Atlantic City welcomes back 2 shuttered casinos

Credit: Wayne Parry

Credit: Wayne Parry

ATLANTIC CITY, N.J. (AP) — Many sweet rides have pulled up to Atlantic City casinos over the years, but this one was the King.

Joe Emanuele, whose vast portfolio at Hard Rock International includes securing music memorabilia, had located Elvis Presley's Rolls Royce, bought it at an auction and drove it to the Atlantic City casino whose opening Hard Rock will celebrate Thursday morning.

It is one of two shuttered casinos that reopened June 27, ahead of schedule, after being cleared to do so by New Jersey gambling regulators. Hard Rock, the former Trump Taj Mahal, and the Ocean Resort Casino, the former Revel, both had grand opening ceremonies Thursday, June 28.

"Today is the bridge to the revitalization of Atlantic City," Jim Allen, CEO of Hard Rock International, said shortly before the ceremony. "We believe this project will create a new day in the evolution of Atlantic City. We have spent $500 million renovating this building. We promised you we wouldn't just paint it and put up a guitar."

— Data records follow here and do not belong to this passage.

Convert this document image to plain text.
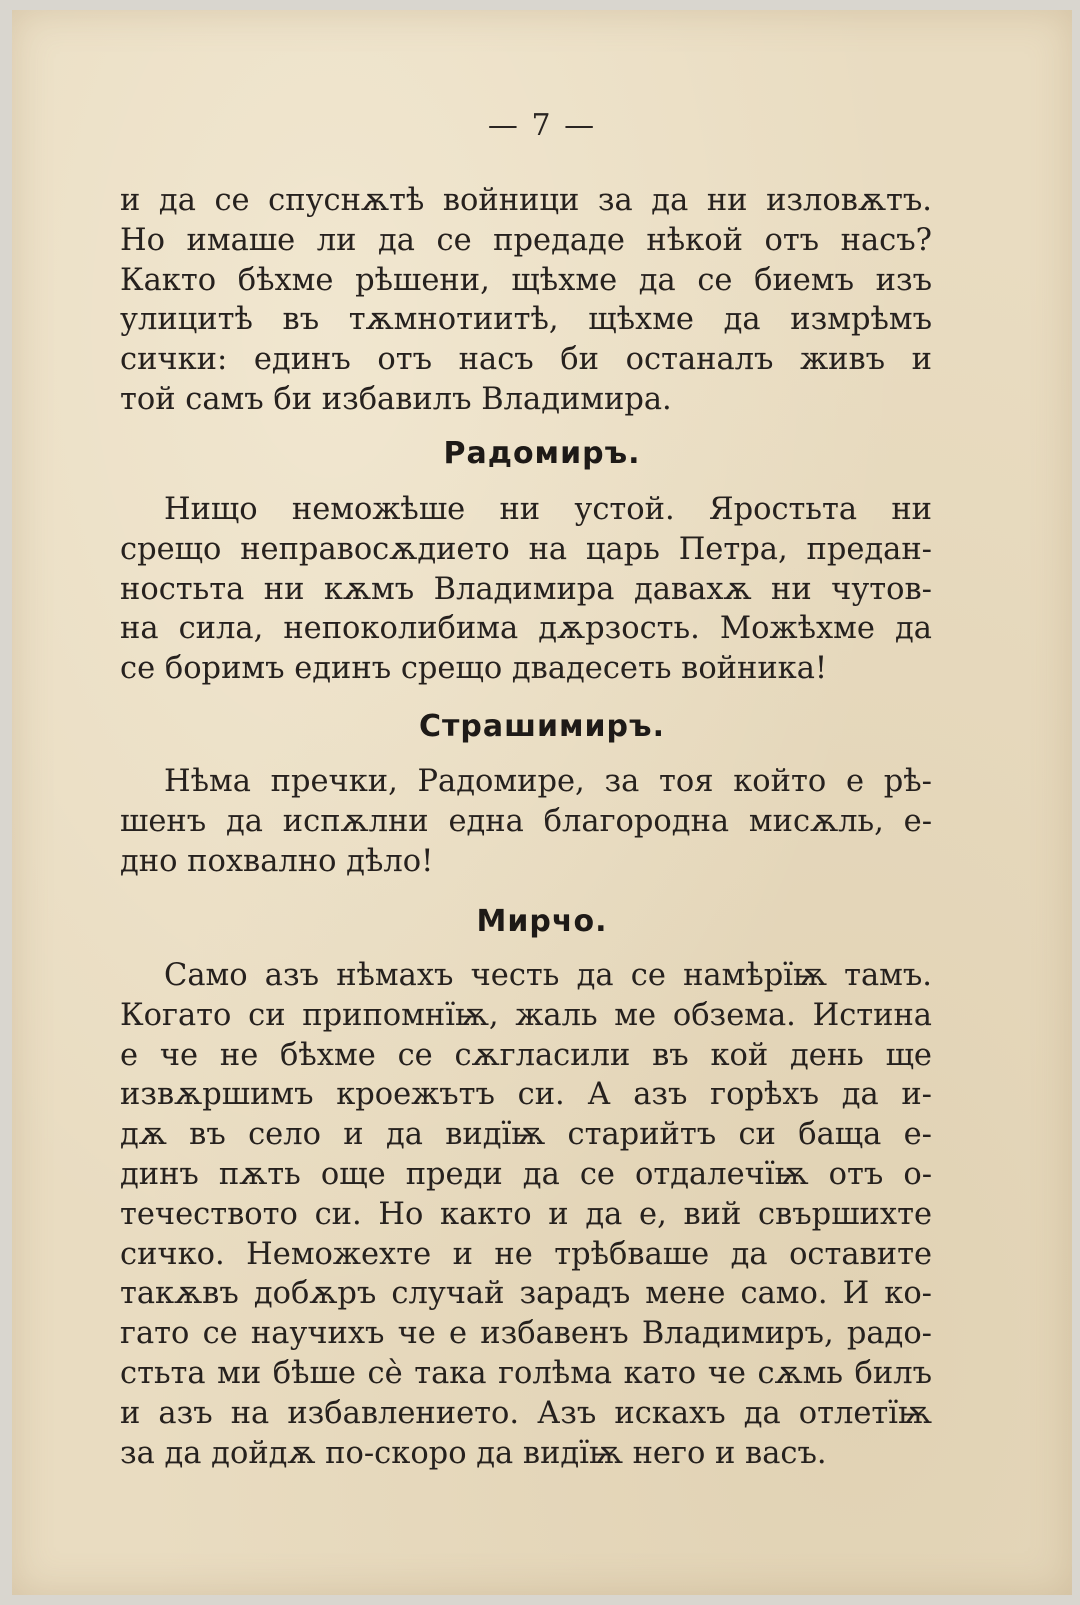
— 7 —
и да се спуснѫтѣ войници за да ни изловѫтъ.
Но имаше ли да се предаде нѣкой отъ насъ?
Както бѣхме рѣшени, щѣхме да се биемъ изъ
улицитѣ въ тѫмнотиитѣ, щѣхме да измрѣмъ
сички: единъ отъ насъ би останалъ живъ и
той самъ би избавилъ Владимира.
Радомиръ.
Нищо неможѣше ни устой. Яростьта ни
срещо неправосѫдието на царь Петра, предан-
ностьта ни кѫмъ Владимира давахѫ ни чутов-
на сила, непоколибима дѫрзость. Можѣхме да
се боримъ единъ срещо двадесеть войника!
Страшимиръ.
Нѣма пречки, Радомире, за тоя който е рѣ-
шенъ да испѫлни една благородна мисѫль, е-
дно похвално дѣло!
Мирчо.
Само азъ нѣмахъ честь да се намѣрїѭ тамъ.
Когато си припомнїѭ, жаль ме обзема. Истина
е че не бѣхме се сѫгласили въ кой день ще
извѫршимъ кроежътъ си. А азъ горѣхъ да и-
дѫ въ село и да видїѭ старийтъ си баща е-
динъ пѫть още преди да се отдалечїѭ отъ о-
течеството си. Но както и да е, вий свършихте
сичко. Неможехте и не трѣбваше да оставите
такѫвъ добѫръ случай зарадъ мене само. И ко-
гато се научихъ че е избавенъ Владимиръ, радо-
стьта ми бѣше сѐ така голѣма като че сѫмь билъ
и азъ на избавлението. Азъ искахъ да отлетїѭ
за да дойдѫ по-скоро да видїѭ него и васъ.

After a brutal two-year stretch in which five of its 12 casinos closed, Atlantic City now has nine. The reopenings have generated cautious optimism for the seaside gambling resort that once was the only place in America outside Nevada with casinos, but which has struggled mightily as gambling spreads in states all around it.

Elvis' car is one of the first things patrons see after they pass underneath the giant replica of a Gibson Les Paul electric guitar (cherry sunburst model) at the casino's front entrance.

"I've been an Elvis fan forever," Emanuele said. Driving (very carefully, with a police escort) from a warehouse in nearby Pleasantville, New Jersey, to the casino site, Emanuele parked his derriere in the same leather seat that once supported the "King of Rock 'n' Roll."

"You feel a little bit of prestige behind the wheel," he said. "This is Elvis' car that he picked the Beatles up in when they first came to Los Angeles."

The car is part of a vast trove of memorabilia on display at the Hard Rock. There are gowns worn by Stevie Nicks and Whitney Houston, and guitars played by Roy Orbison, Bob Dylan and Katy Perry. There's a leather stage outfit worn by Aerosmith lead guitarist Joe Perry.

There's even a New Jersey memorabilia room, including the handwritten lyrics to "Dreaming" by Blondie's Debbie Harry (a Hawthorne native,) along with stuff from Bon Jovi, Wyclef Jean, Southside Johnny, and a Western Union telegram confirming a $20,000 payment for Ray Charles to perform a concert on Atlantic City's Steel Pier in 1978. And no one forgot the "Chairman of the Board" Frank Sinatra, who was born in Hoboken.

Those who remember the heavy-handed decorating taste of Donald and Ivana Trump from the Taj Mahal days won't recognize the place: The row after row of chandeliers dominating the view as patrons would ride the main escalator down to the casino floor are gone, supplanted by a giant silver illuminated guitar suspended from the ceiling. Video screens surrounding the escalators play clips of Bruce Springsteen, Eric Clapton, Nirvana and Johnny Cash as customers descend to the casino floor.

At the Ocean Resort, owner Bruce Deifik has fixed most of what Revel's former customers said they didn't like about the place. It now allows smoking, will have a buffet within a few months, has reconfigured the casino floor to make it easier to get around, and glass safety barriers have been installed on the main escalator that made many patrons uncomfortable.

It has a golf simulator, a restaurant where kids and their parents can order cereal at any time of day, and six swimming pools. Popular features from Revel that are coming back include an outdoor pool day club, and a rock 'n' roll burlesque club.